During a year of good rainfall, an adult saguaro can weigh 3200 - 4800 pounds. Ribs, located under the green, waxy exterior, can expand and contract depending on water intake. The main root (the tap root) will extend down over 2 feet. The plant's remaining roots are fairly close to the surface, 4 - 6 inches deep but will radiate out as far from the plant as it is tall.  During a rainy season, the saguaro will send out new roots, known as rain roots, and collect as much water as possible.

As with the rest of the plant, the arms of a saguaro are slow growing, taking at least 5 years to grow 6 inches. The arms store water, provide extra surface area for photosynthesis, and acts as a good nesting place for some bird species, especially cactus wrens.

Cactus wren between the 2 arms that are in front.

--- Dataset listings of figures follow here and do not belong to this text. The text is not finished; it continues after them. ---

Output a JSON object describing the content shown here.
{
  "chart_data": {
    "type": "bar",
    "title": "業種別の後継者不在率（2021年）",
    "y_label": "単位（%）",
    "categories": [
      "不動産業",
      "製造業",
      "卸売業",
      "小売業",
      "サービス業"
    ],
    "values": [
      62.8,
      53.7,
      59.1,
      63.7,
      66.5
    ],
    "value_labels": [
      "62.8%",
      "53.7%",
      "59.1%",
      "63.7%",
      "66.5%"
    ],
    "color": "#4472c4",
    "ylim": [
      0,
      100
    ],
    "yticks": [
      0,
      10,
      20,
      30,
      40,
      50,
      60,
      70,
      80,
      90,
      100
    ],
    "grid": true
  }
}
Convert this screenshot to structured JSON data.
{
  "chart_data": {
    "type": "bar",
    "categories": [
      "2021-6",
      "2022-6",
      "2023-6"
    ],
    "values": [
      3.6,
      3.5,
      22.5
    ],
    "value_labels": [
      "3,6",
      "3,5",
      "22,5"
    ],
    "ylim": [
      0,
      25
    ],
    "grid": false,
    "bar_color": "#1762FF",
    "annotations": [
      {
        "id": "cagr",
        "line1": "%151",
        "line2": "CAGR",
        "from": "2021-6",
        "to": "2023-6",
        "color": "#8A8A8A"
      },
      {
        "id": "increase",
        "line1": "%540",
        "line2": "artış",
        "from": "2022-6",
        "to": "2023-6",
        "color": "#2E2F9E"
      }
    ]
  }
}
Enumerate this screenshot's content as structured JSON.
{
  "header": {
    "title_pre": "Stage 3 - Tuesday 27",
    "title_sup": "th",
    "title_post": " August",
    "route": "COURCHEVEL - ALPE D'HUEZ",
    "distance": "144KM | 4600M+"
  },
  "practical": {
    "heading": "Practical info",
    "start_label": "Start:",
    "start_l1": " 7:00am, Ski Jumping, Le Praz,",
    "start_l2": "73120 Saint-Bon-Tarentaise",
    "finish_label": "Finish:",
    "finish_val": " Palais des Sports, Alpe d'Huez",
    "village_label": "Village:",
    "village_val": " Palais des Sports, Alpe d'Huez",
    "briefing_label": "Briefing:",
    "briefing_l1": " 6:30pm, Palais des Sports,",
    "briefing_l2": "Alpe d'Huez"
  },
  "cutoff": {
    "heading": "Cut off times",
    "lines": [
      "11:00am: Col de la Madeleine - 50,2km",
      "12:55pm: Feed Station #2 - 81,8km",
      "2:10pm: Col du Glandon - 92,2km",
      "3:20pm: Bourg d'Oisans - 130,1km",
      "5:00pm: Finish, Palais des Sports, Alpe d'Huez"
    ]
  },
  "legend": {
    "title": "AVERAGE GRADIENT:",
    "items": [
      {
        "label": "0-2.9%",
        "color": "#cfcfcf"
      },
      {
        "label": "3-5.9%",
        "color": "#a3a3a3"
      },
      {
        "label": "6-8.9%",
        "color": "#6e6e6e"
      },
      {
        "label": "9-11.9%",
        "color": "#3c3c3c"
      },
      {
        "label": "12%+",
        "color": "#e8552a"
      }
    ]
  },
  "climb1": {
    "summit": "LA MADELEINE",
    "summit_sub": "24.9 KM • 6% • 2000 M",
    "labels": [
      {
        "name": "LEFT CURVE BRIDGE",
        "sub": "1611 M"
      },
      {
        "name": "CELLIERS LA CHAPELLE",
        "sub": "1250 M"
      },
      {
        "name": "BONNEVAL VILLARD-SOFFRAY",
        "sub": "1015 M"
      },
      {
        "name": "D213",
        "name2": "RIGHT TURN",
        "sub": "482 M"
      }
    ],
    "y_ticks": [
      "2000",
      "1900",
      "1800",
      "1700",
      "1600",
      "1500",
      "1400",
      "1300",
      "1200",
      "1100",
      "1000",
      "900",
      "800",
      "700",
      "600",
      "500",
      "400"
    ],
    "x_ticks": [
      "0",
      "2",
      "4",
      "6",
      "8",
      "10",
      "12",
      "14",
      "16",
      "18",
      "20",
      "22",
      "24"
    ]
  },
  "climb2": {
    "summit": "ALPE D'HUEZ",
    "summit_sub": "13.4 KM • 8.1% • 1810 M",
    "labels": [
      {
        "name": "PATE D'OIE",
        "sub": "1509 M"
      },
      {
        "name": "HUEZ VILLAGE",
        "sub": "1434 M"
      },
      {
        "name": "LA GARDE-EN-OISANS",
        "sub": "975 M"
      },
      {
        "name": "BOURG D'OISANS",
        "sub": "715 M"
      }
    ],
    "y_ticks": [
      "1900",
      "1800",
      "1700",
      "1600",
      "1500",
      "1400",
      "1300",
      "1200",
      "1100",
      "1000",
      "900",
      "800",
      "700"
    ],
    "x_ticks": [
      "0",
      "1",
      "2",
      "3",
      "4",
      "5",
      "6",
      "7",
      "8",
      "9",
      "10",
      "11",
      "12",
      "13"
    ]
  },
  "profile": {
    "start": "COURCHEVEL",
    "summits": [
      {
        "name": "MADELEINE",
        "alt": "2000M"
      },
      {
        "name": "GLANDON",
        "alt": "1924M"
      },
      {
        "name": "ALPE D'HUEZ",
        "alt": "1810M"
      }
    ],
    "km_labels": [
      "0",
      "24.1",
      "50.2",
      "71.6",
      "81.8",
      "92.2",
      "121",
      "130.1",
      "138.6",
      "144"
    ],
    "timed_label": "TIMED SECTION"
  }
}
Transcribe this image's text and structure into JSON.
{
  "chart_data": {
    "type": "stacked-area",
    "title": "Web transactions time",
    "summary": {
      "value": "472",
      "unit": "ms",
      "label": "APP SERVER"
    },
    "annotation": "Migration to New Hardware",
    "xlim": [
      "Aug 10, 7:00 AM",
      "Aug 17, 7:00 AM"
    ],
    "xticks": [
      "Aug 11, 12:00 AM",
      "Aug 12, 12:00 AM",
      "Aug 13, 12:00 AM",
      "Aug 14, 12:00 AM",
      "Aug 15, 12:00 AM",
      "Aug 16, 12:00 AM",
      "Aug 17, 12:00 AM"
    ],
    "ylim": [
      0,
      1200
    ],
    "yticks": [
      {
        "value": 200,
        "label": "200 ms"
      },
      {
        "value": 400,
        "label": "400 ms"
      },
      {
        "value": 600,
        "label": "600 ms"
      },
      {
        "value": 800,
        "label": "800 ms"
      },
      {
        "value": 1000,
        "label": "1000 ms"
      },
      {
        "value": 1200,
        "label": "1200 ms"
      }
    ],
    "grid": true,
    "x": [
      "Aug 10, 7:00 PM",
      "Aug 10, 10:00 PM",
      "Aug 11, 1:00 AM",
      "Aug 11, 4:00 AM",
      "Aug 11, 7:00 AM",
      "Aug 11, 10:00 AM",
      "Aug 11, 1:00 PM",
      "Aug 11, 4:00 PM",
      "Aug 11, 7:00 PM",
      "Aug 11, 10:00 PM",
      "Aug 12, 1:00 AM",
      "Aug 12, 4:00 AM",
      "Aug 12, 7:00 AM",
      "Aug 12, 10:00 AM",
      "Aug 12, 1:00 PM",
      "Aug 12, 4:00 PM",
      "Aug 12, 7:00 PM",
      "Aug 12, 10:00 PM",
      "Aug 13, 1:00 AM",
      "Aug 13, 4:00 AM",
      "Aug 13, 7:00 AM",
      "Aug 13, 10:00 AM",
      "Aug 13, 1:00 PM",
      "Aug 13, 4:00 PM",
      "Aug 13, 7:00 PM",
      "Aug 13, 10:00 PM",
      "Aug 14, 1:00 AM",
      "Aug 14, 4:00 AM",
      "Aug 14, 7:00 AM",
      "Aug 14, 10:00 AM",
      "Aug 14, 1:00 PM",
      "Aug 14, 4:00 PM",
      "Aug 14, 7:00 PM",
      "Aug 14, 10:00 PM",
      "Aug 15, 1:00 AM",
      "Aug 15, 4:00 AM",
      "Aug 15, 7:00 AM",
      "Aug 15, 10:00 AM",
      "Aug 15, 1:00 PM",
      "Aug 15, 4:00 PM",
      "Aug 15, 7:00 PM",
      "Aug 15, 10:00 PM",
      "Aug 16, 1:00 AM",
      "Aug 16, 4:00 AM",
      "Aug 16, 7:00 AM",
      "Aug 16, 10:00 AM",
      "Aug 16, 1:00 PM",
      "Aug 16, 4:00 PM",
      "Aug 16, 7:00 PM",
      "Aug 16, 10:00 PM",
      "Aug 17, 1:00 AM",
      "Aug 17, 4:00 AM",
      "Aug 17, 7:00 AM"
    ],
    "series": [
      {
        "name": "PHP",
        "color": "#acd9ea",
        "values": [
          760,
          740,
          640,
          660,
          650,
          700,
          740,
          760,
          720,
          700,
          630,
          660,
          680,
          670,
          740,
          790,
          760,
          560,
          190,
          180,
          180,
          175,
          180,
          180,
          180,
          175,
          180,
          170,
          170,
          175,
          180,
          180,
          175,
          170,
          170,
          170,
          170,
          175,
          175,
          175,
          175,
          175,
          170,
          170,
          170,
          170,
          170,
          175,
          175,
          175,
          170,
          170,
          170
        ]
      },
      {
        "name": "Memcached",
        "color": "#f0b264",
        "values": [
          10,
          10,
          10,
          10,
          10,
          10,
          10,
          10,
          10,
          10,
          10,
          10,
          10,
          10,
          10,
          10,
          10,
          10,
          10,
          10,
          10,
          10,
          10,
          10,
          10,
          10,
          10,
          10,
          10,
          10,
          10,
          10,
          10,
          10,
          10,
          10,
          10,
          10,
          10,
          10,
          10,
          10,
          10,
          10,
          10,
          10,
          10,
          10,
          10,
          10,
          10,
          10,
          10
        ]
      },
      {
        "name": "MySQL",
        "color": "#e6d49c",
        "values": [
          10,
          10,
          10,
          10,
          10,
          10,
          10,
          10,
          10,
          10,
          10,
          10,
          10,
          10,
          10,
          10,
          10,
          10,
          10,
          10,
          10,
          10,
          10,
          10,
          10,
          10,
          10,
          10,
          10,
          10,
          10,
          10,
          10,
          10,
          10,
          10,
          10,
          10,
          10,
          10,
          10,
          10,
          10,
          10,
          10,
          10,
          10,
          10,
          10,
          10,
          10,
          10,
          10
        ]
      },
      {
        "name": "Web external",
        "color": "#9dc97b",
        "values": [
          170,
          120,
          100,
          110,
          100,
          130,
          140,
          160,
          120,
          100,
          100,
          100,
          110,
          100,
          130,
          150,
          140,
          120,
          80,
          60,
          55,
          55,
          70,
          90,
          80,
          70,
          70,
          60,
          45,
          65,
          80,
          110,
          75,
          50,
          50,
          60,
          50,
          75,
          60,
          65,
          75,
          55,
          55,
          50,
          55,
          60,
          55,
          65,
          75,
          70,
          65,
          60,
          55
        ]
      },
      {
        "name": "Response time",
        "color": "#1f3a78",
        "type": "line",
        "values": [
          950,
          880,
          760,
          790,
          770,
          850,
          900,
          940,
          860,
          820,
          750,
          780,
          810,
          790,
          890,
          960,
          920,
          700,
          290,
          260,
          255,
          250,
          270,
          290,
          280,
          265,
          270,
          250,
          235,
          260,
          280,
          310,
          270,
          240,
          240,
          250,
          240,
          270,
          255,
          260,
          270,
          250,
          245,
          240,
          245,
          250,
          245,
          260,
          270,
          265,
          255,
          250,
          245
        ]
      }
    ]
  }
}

Closeup of a Cactus Wren nest.

The bulky part of the saguaro protects the plant from extreme temperatures. The heat absorbed during the day is stored within the interior tissue and radiates the heat out slowly during the night. This also protects the plant during the rare times the temperatures drop to freezing during the night.  What an amazing plant. How could someone not love the saguaro?

This is the last of my Arizona entries, but stay tuned; I will be headed to Seattle and Nome Alaska in a few weeks.


    1. I had a little cactus in a plastic pot when I was a kid. It lived forever. I swear it even had a tiny bloom, but that could be wishful memory.

      Looking forward to hearing about your next trip. I've been to Seattle, but only to SeaTac, and Alaska, but not to Nome.

    2. Hi Hillbilly Mom,

      Everytime I go on a trip I optimistically think I will blog in addition to writing in my travel journal. But usually by the evening, I'm completely zonked and struggle to just write. I'm sooo excited about Nome. I'm going to be a big Cornball and take a gnome figurine up there and take pictures of it in various areas.